For users¶
Plugins are configured as an ordered array of tables,
[[tool.dynamic-metadata]]. Each entry must specify a provider exposing the
plugin API; everything else in the entry is passed to that plugin as settings.
An installed plugin is referenced by the name it registers in the
dynamic_metadata.provider entry-point group. Names are conventionally prefixed
with the providing package, so the bundled plugins are dynamic_metadata.regex,
dynamic_metadata.template, and so on:
[[tool.dynamic-metadata]]
provider = "dynamic_metadata.regex"
# ... plugin settings ...
Run dynamic-metadata providers to see the names available in your environment.
A plugin that lives inside your own project rather than an installed
distribution is instead given as an inline table
with path and module keys.
Entries run in order, so a later entry sees every field an earlier entry
produced. This makes resolution order explicit (no dependency graph), lets you
modify one field with several plugins, and means a plugin can read another
field’s value simply with project[...]. Plugins can, if desired, use their own
tool.* sections as well.
Your build backend must support dynamic-metadata for this to work. Build backends known to support this currently include:
scikit-build-core (1.0+)
Example: regex¶
The bundled regex plugin is used like this:
[build-system]
requires = ["...", "dynamic-metadata"]
build-backend = "..."
[project]
dynamic = ["version"]
[[tool.dynamic-metadata]]
provider = "dynamic_metadata.regex"
field = "version"
input = "src/my_package/__init__.py"
dynamic_metadata.regex is the registered name of the bundled plugin. Since it
lives inside dynamic-metadata, you have to include that in your requirements.

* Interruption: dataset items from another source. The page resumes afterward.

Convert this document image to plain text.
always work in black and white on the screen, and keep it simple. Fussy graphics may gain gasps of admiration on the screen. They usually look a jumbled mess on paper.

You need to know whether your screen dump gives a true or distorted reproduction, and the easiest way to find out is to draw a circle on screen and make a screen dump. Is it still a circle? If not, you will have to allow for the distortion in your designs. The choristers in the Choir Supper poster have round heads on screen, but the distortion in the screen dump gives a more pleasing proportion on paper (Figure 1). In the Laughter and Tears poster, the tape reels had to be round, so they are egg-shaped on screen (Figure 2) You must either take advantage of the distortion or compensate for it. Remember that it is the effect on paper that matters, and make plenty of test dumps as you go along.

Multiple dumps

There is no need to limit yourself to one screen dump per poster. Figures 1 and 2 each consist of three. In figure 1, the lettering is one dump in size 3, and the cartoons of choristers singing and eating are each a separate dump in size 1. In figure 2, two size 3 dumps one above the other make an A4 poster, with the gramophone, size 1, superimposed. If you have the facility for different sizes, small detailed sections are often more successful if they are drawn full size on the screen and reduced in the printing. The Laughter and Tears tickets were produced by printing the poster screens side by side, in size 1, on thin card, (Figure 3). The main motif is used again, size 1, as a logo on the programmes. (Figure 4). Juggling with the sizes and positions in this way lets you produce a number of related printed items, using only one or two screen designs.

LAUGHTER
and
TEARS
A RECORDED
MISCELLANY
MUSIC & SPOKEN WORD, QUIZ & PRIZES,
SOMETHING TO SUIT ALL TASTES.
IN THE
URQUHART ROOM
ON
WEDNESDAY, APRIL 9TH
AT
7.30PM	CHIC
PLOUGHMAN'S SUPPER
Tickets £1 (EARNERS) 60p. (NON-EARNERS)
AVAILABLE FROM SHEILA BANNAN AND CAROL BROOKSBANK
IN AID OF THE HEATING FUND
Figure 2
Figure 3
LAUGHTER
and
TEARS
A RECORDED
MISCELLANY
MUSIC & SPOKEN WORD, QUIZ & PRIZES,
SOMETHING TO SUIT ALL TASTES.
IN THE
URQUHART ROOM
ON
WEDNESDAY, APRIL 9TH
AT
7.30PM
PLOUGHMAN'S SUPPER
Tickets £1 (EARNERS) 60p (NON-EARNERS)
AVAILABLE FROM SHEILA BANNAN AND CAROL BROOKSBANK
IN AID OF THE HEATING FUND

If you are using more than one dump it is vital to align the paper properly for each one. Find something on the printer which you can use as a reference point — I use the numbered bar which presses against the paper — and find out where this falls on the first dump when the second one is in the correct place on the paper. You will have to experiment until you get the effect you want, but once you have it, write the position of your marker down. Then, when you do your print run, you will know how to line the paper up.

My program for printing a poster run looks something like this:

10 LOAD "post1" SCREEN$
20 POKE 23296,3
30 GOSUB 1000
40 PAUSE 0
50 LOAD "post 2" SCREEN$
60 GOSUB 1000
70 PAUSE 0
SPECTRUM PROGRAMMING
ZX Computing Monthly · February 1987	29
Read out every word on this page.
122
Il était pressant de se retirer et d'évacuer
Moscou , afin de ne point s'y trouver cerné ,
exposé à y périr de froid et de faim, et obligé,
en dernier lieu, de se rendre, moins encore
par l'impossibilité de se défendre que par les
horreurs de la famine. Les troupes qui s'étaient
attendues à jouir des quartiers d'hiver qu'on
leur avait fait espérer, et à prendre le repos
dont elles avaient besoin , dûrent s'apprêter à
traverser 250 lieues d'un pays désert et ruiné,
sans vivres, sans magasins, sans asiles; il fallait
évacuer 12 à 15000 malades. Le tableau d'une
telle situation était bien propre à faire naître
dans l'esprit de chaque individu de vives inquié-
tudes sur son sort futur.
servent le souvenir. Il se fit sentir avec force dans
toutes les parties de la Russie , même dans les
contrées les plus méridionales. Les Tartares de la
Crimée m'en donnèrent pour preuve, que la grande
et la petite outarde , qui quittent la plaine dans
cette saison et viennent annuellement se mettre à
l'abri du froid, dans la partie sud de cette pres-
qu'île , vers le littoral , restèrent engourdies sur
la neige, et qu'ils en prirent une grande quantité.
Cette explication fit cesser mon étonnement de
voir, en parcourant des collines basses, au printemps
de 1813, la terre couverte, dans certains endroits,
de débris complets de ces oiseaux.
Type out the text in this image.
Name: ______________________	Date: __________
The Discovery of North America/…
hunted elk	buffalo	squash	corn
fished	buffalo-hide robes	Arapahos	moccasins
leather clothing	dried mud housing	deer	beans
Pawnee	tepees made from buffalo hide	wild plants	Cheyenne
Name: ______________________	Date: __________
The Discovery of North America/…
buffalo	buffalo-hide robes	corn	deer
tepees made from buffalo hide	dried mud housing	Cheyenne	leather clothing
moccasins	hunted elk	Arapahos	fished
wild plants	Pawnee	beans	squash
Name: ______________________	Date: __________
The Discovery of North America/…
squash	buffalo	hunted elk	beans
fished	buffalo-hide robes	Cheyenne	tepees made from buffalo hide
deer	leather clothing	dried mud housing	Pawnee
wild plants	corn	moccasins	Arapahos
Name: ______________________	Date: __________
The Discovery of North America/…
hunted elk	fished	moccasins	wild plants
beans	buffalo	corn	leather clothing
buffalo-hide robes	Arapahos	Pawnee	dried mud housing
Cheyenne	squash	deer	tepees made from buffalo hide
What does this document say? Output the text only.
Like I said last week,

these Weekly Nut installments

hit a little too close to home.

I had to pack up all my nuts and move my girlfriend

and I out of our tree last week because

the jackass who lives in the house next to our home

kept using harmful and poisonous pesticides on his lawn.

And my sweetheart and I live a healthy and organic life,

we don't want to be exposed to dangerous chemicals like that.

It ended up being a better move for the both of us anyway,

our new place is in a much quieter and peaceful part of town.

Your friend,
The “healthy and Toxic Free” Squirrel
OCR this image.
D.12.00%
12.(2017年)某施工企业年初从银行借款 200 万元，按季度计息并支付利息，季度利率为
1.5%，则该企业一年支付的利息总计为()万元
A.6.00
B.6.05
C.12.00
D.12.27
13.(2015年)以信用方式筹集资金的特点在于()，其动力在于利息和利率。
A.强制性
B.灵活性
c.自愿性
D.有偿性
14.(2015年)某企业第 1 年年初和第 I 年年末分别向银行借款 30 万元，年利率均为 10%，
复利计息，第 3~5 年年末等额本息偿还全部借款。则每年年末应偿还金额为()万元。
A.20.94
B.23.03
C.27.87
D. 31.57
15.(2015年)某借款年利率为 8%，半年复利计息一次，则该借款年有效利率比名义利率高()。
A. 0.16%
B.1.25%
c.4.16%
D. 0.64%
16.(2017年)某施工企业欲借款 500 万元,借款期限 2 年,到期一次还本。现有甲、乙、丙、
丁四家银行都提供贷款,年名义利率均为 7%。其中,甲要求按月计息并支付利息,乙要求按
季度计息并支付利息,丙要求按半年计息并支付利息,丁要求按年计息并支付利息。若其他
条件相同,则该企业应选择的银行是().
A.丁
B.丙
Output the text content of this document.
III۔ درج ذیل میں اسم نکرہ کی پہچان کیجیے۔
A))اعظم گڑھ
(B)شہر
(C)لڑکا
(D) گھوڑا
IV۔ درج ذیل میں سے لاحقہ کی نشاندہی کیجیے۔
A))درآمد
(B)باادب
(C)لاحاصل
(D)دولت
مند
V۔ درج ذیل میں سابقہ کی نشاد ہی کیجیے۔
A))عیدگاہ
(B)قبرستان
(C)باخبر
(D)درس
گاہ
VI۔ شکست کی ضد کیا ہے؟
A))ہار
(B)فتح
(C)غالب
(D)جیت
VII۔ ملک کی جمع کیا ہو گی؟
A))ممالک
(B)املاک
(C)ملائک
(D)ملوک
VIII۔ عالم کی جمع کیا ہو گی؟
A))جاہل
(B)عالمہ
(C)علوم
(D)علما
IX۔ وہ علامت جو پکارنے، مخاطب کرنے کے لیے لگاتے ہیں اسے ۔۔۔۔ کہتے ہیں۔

Make sure the field is marked dynamic in your project table. The settings are
defined by the plugin; see Bundled plugins for the full list of
settings each one accepts.
Providing a custom plugin¶
You don’t have to publish a plugin, or even put it in an installed package, to
use one. Give provider as an inline table with a path (a local
directory) and a module (imported from it), so a plugin can live right inside
your project alongside pyproject.toml. A provider loaded this way needs no
runtime dependency on dynamic-metadata — it just has to expose the
hooks.
Drop a module in your project — say scripts/my_plugin.py:
def dynamic_metadata(settings, project):
return {"version": "1.2.3"}
and point an entry at it:
[project]
dynamic = ["version"]
[[tool.dynamic-metadata]]
provider = { path = "scripts", module = "my_plugin" }
module is the module name (my_plugin, the file without its .py), and
path is the directory to find it in (relative to pyproject.toml). It must be
an existing directory, and it is searched in isolation: a module of the same
name reachable elsewhere on sys.path will not shadow or substitute for one
missing from path. Use module = "my_plugin:MyClass" to load a class — it is
imported and instantiated the same way.
Because the module is imported, make sure any third-party packages it needs are
available at build time. If they aren’t already pulled in by your build backend,
list them in [build-system].requires, or have the plugin declare them from its
get_requires_for_dynamic_metadata hook (see
plugin authors).
Inspecting the result¶
Installing dynamic-metadata provides a dynamic-metadata command (also
runnable as python -m dynamic_metadata) for previewing what your plugins
produce, without invoking the build backend:
$ dynamic-metadata show
show reads pyproject.toml from the current directory, runs the configured
[[tool.dynamic-metadata]] entries in order, and prints the resolved
[project] table as JSON. Use --pyproject-toml PATH to point at another file
and --state to choose the build state passed to plugins (default
metadata_wheel).
dynamic-metadata providers lists the provider names registered in your
environment (the bundled plugins plus any installed third-party plugins) and the
module each resolves to.
Mixing static and dynamic values (PEP 808)¶
Following PEP 808, list and table fields can be given a static value in
[project] and listed in dynamic at the same time. A provider may only
add to the static portion — it cannot remove, reorder, or change existing
entries.
[project]
dependencies = ["torch", "packaging"]
dynamic = ["dependencies"]
[[tool.dynamic-metadata]]
provider = "..."
field = "dependencies"
The provider returns only its additions; the loader merges them onto the current
value, with existing entries kept first and the provider’s entries appended
verbatim. A provider may read the value of any field already resolved (the
static value of the field it is extending, or any field produced by an earlier
entry) via project[...] to decide what to add; reading a field that has not
been produced yet raises a KeyError. For tables (urls, scripts,
entry-points, optional-dependencies, …) the provider may add keys but not
change the value of an existing one.
This add-only merge applies to every list/table field. The single-value fields
(version, description, requires-python, license, and readme) cannot be
extended, so they may not be both static and dynamic; a later entry targeting
one of them instead replaces the value (a transform pipeline — for example,
one plugin extracts a version and a later one normalizes it).